In point slope form of linear equation, a straight line equation is formed by considering the points in x-y plane, such that:
\[y-{{y}_{1}}=m(x-{{x}_{1}}).......(2)\] where \[({{x}_{1}},{{y}_{1}})\] are the coordinates of the line.
Now transforming \[2x+5y+6=0\] in slope intercept form to find the slope of the equation. We get,
\[y=-\dfrac{2}{5}x-\dfrac{6}{5}.....(3)\]
Now on comparing equation (3) with equation (1) we get the slope of this line \[m=-\dfrac{2}{5}\].
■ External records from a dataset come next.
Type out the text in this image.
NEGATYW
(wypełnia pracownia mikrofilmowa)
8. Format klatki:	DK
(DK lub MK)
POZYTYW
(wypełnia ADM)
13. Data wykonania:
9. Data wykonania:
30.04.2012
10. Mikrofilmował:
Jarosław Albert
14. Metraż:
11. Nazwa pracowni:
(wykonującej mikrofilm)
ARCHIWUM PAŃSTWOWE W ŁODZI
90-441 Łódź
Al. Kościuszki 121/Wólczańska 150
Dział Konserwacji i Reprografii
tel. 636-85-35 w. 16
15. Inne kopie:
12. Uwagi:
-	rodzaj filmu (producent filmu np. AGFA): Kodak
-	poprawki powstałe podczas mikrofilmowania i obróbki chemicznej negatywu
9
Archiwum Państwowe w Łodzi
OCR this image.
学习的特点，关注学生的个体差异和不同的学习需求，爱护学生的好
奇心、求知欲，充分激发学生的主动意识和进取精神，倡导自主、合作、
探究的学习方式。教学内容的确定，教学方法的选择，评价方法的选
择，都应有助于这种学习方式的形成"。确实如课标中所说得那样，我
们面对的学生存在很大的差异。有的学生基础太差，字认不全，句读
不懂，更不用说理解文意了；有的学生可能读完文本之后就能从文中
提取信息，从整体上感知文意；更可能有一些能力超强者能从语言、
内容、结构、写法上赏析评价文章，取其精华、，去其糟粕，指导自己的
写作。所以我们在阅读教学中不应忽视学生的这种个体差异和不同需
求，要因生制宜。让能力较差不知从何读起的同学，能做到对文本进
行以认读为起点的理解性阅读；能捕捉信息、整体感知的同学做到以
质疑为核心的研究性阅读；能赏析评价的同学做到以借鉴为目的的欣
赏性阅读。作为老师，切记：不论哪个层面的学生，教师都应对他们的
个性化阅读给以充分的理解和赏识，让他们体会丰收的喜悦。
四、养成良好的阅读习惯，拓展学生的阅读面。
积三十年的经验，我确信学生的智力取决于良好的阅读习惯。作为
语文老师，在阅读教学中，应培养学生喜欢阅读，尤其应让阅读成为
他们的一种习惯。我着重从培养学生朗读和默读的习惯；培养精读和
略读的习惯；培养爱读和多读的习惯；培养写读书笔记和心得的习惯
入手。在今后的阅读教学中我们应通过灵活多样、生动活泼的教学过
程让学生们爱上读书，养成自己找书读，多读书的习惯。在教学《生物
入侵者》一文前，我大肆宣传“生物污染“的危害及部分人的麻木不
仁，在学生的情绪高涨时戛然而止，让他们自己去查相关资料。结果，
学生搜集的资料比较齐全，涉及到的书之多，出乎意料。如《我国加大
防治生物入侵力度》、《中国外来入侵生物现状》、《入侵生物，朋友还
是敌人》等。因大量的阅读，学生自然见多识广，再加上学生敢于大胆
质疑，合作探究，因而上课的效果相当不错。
Now it is mentioned in the question that the equation of the line we have to find is parallel to \[2x+5y+6=0\] and hence the slopes of both these equations will be equal. So now substituting the value of m in equation (2) we get,
\[y-{{y}_{1}}=-\dfrac{2}{5}(x-{{x}_{1}}).......(4)\]
And it is also mentioned in the question that the line passes through (2, 4). So now substituting \[{{x}_{1}}=2\] and \[{{y}_{1}}=4\] in equation (4) we get,
\[y-4=-\dfrac{2}{5}(x-2).......(5)\]
Now rearranging and simplifying equation (5) we get,
\[\begin{align}
  & \,\Rightarrow 5y-20=-2x+4 \\
 & \Rightarrow 2x+5y-24=0 \\
\end{align}\]
Hence the line parallel to \[2x+5y+6=0\] and passing through (2, 4) is \[2x+5y-24=0\].

Note: An alternate and less time consuming solution is
The equation of line is \[2x+5y+6=0......(6)\] So equation of any line parallel to given line can be written as \[2x+5y+k=0.......(7)\]
The line passes through (2,4) so substituting these coordinates in equation (7) we get,
\[\begin{align}
  & \,\Rightarrow 2\times 2+5\times 4+k=0 \\
 & \,\Rightarrow k=-4-20=-24 \\
\end{align}\]
So the line parallel to \[2x+5y+6=0\] is \[2x+5y-24=0\].